Love this guy, he sits grinning on his sinking boat. He probably realizes there isn't anything he can do about it so he might as well smile.
As dark rain/snow clouds take up residence over the ocean between Turkey and Cyprus, the temperatures in the Sahara desert up ahead continue to climb. My legs soften from the lack of daily long cycling distances as the plan morphs itself into new phases of halted indecision.

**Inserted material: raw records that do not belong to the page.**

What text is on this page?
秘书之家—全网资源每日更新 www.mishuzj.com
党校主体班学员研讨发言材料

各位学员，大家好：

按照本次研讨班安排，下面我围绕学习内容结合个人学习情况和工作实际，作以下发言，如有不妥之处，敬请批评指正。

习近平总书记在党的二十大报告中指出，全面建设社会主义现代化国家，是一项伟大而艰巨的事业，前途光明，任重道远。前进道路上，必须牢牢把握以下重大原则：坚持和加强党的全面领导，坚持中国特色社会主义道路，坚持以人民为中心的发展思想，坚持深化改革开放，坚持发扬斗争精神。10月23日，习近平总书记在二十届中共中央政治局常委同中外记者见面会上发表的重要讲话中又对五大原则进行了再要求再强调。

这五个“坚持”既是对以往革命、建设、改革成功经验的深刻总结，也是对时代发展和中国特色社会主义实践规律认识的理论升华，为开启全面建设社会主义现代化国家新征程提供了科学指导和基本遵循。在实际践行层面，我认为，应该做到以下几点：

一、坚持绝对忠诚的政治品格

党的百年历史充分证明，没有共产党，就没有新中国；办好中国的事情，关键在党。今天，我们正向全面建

Cyprus is an island divided by two countries, Turkish, Cyprus and Greece, Cyprus. So pedal off I do in a thunderous down pour of winter rain from Girne to Nicosia then Larnaca on the Greek side of Cyprus. Larnaca is my last stop in the search for an island escape. Decisions of east verses west Africa still preoccupy my thoughts as reality sinks in that I can either wait possibly for weeks for a boat to Turkey then cycle Europe to the west of Africa or take the aviation express over Syria to Amman, Jordan pedal the dead sea down the infamous King George Highway and ferry into Egypt.
Also, crossing the Atlantic and pedaling ocean to ocean across Canada has been ever present on my mind. This would complete my cycling line that rounds the world, that I began many experiences ago in 2009. Fresh thoughts of completion have crept into newly discovered spaces of my, got nothing to prove, could it be time to finish this mind. After all, world peace has changed a fair bit in the last few years since I pedaled out the door.
Egypt…..Egypt….Sudan….Sudan…..halted indecision. Grandiose media reports flood my vacillation as cyclists friends on the ground continue to share good reports and pedal on through the E Africa region. However, one news worthy report has captured my curiosity, “Cyclist robbed at machine gunpoint mid-day on the desert road in Egypt”. He reports he is fine and still pedaling towards Sudan, lightened only of some money and his bank cards. For now, I will just pedal my rocket sprocket over the mountains to the rainy south side of Cyprus looking for clear skies, beach camping, ferry boats, a little bit of logistical magic and/or a decisive onward plan.